Vocabulary Words d’Jour

I am a slacker. I feel I should be more productive. Doing more. Serving others more. Alas, I have been rather dilatory lately. (Lately??? Try the last 5 years . . . ) Since today is a holiday and I didn’t have to go to work, I’ve been spending some time trying to get things organized so that I can get on that ‘doing more’ cycle, and have the I’m-a-hamster-running-on-a-wheel feeling. Doesn’t that sound exciting? (My husband thinks I should have my head examined . . . )

Dilatory (dil-uh–tohr-ee) is an adjective that means tending to delay or procrastinate. Being slow or tardy. I have definitely delayed getting on top of things. I have procrastinated getting organized. I have definitely been slow and slothful. I’m trying to NOT be dilatory any more.

Children can be dilatory when it comes to cleaning their rooms.
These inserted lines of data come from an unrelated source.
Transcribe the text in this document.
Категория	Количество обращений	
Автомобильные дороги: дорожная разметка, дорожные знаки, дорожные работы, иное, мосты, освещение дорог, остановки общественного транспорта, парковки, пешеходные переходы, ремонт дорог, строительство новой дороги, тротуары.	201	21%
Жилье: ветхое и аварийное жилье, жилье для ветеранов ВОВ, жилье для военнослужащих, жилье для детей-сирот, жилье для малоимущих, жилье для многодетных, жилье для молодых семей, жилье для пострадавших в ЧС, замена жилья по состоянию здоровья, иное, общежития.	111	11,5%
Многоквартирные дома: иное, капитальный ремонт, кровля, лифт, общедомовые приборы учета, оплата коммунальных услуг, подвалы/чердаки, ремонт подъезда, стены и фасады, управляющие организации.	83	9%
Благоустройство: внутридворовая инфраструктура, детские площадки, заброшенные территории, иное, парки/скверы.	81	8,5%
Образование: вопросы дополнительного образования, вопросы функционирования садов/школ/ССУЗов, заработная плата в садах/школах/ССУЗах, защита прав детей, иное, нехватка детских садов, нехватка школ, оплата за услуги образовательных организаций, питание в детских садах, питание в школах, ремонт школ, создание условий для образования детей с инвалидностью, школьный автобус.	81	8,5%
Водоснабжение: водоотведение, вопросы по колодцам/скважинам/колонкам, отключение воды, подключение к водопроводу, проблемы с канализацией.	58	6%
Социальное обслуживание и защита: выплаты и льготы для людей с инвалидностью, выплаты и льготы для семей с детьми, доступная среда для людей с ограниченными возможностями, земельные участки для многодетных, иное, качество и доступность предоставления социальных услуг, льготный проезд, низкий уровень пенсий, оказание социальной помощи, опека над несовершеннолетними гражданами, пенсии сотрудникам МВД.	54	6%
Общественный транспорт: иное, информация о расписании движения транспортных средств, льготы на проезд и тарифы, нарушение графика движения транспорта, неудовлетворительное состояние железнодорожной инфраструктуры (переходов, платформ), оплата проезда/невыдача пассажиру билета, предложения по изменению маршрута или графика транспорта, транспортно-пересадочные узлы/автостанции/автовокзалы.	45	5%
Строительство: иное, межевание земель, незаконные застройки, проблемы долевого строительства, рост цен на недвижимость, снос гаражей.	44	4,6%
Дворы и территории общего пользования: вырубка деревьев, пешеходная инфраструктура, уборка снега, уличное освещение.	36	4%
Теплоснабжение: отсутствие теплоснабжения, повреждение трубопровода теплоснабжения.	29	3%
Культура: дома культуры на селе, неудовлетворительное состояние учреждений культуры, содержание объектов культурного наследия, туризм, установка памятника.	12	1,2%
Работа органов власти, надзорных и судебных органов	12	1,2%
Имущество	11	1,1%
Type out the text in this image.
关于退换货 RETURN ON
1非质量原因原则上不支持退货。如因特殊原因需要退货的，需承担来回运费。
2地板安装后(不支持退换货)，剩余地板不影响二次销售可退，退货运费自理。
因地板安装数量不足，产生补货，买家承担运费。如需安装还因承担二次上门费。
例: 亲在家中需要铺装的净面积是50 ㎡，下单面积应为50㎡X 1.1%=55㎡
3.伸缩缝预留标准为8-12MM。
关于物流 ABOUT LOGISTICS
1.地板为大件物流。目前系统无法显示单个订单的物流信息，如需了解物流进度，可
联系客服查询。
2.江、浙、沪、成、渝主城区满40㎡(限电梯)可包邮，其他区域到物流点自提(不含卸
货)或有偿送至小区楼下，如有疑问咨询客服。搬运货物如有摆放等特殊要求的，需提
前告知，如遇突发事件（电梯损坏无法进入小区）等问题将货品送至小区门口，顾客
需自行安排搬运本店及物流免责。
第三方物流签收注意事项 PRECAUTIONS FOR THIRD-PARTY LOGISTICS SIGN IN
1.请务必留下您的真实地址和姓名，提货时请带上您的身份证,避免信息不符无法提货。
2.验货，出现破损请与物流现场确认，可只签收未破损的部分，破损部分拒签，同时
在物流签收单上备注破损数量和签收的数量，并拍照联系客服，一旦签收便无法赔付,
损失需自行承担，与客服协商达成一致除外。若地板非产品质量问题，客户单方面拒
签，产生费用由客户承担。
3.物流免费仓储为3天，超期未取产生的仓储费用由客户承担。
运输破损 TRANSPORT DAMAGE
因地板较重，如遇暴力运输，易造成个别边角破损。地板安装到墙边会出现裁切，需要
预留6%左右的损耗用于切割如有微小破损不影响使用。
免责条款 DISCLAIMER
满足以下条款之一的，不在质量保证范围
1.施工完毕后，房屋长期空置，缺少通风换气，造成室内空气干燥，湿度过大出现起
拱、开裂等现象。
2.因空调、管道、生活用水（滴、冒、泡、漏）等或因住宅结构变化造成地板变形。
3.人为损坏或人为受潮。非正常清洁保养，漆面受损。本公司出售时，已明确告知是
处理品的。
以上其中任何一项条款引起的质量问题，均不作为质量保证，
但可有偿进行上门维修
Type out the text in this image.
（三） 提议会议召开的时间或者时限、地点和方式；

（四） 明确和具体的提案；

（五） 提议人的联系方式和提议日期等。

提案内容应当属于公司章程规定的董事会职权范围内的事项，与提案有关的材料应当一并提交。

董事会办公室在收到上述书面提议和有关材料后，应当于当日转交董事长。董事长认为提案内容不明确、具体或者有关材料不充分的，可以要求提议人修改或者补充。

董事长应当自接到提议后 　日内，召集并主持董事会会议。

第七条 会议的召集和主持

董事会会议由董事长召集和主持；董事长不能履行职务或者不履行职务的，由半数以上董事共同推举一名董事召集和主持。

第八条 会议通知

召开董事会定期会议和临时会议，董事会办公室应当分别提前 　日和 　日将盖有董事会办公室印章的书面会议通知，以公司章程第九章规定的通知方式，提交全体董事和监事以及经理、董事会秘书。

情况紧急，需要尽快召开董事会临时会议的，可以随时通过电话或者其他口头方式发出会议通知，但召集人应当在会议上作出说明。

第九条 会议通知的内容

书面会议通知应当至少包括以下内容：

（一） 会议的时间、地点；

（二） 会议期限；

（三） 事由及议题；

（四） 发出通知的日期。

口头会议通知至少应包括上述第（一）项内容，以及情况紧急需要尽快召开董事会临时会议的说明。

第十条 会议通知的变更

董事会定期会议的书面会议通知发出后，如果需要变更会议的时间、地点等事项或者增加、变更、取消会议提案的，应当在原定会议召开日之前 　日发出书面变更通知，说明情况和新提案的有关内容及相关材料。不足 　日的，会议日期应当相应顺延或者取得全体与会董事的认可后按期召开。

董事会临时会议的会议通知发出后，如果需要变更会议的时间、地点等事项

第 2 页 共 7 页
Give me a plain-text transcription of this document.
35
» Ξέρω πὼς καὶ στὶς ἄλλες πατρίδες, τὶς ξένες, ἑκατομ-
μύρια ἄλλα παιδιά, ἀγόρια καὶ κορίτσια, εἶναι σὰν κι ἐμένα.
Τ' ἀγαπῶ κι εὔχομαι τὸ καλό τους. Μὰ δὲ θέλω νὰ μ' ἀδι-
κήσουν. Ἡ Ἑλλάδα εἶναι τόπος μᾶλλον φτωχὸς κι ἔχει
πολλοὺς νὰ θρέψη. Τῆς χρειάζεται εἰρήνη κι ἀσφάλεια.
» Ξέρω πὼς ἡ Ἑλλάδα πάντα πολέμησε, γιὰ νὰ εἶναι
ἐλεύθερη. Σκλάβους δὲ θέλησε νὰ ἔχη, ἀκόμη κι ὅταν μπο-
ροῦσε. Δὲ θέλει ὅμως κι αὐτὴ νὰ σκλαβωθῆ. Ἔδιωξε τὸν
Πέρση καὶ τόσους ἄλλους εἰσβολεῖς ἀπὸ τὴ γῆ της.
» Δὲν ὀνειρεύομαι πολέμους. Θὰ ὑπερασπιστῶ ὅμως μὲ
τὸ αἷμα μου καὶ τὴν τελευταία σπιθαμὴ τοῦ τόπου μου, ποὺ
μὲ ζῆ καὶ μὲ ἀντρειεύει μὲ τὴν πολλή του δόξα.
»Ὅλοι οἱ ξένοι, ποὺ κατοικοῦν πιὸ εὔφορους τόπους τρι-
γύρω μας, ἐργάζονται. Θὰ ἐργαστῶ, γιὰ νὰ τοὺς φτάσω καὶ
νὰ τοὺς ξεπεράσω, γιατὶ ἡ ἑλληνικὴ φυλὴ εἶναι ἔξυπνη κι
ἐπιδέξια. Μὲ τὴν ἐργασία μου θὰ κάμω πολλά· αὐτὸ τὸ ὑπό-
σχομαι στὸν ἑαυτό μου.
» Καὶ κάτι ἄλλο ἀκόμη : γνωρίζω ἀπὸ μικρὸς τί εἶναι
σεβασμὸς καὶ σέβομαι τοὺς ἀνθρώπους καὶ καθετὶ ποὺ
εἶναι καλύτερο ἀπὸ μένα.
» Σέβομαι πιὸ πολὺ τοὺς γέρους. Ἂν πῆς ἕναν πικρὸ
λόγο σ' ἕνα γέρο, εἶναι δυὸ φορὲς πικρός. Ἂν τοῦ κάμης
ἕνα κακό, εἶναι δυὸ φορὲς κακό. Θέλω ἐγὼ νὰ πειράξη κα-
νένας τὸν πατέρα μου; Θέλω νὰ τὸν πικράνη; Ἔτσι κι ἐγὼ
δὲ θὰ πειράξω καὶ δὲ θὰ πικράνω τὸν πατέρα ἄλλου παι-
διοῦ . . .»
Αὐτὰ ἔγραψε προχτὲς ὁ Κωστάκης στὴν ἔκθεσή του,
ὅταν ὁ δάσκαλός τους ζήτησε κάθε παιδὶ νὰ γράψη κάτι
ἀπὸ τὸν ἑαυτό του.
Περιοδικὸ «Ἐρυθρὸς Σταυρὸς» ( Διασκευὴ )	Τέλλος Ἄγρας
Business people under pressure can be dilatory (slow or tardy) at following through with some of their obligations if they feel they are overwhelmed and don’t have time. (If you’re one of those folks, you might want to read Getting Things Done: The Art of Stress-Free Productivity by David Allen. I overcame my dilatoriness and have started reading that book. Most interesting!)

This morning we got about 10 inches of snow in about 4 hours. After shoveling our double driveway and sidewalk, I went to my 80 year-old widowed mother’s home to shovel her snow. Because of the storm, I felt it was exigent that I help her with her snow removal. (She lives in a senior citizen community where that is supposed to be taken care of but somehow it doesn’t get taken care of very often.)

Exigent (ek-si-juhnt )is an adjective that means requiring immediate action or aid. Something is urgent or pressing. I felt that this situation called for immediate action. If I didn’t do it, she would try to do it herself. Lots of snow + little old lady = possible broken hip.

It was an amazing situation. It was almost snowing faster than I could shovel. I would get one section cleared and start on another one and the first section would have 4 inches of snow again!! My husband has wanted a 4-wheeler with a snow blade and I have been resistant. Today, I sing a different song . . .

Exigent. If you don’t have any clean clothes to wear to work, you might feel that it was exigent to do laundry. A business owner might feel exigent to get newly hired employees trained. If a neighborhood child is lost, everyone might feel exigent in searching for the child. When something is urgent, pressing, or in need of immediate aid or action, the situation is exigent.

It is exigent that I now share another word! Prescience ( pree-shuhns) is a noun that means knowledge of actions or events before they occur. It means having foresight. Mothers sometimes have prescience about what their children will do. When our oldest was in kindergarten and it snowed while he was in school, I had prescience that he would not be home at the normal time because he would play in the snow on his way home. (The first time it happened, I panicked. Prescience came later.)

Moms can also have prescience to take sunscreen with them when their families go Bear Lake or to Moab. (Kids – even if they are over 22 years old — sometimes think that they won’t get sunburned. Moms know better . . . ) Moms also have prescience to take lots of water, Band-Aids, and munchies!

I think I should have had prescience that with all of the shoveling I did today, tomorrow I will be stiff and sore. Oh well. Maybe tomorrow I won’t feel too exigent to move about in a lively manner.